The quickest way to access Mallory Cave is from the parking area at the National Center for Atmospheric Research. Hikers can make a longer day by accessing the Mesa Trail from Chautauqua Park as well. From NCAR the trail is only 2.8 miles round trip out and back but gains a stiff 940 ft. of elevation along the way. Despite the short length, the hike up through the vanilla-scented pine forests and ancient rock structures makes this an incredibly scenic adventure. The shady switchbacks traverse over twisted, gnarled roots and through cracked boulders. Along the way are several climbers’ paths that lead to popular rock climbing areas which are nice places for climbers and boulderers to play and escape the sun on hot summer days.
There is a little bit of signage on the way up, though the trail can get a little tricky to follow due to offshoots. To stay the course, just maintain the widest, most worn path. Make sure to turn back and take in the east-facing views of Boulder, Boulder County from time to time. The last segment of the hike is a scramble and one that can be quite dangerous if there is snow, ice, or water on the rock. Be sure to test the grip of the shoes, just like you might test your braking and tires on your car in snowy or icy weather. And remember, the scramble down is almost always more difficult than the way up.

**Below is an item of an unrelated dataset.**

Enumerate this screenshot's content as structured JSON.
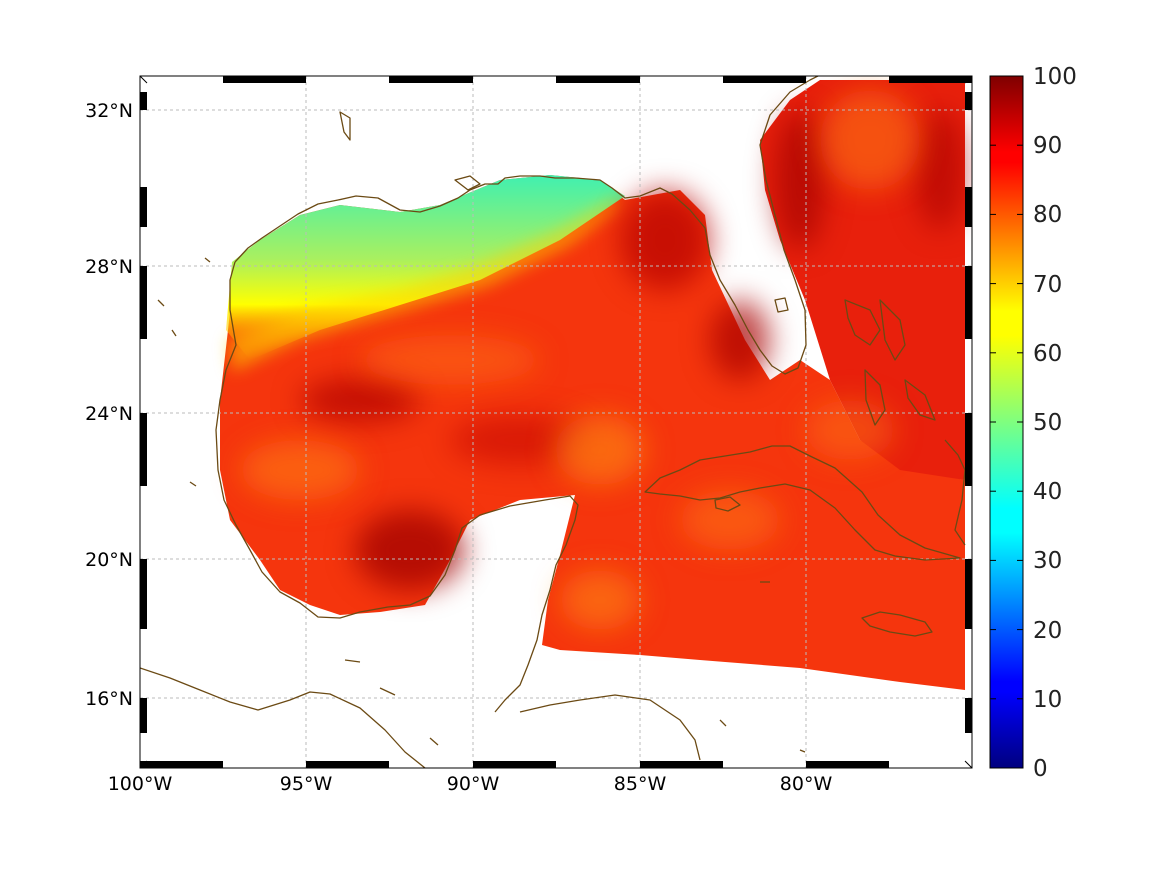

Signage will point you in the right direction. This flat section is also marked with a sign that has information about the local bats. A 50-foot scramble to the gate will require hands and feet so consider this before letting small children or less-athletic dogs make the climb to the gate because the hard part isn’t getting up, it’s getting down.
You’ll see breathtaking views of NCAR, Boulder, and the eastern plains as you reach the cave’s summit. It may appear “used,” but people continue to marvel at the cave as one of Boulder’s earliest recorded front range hikes.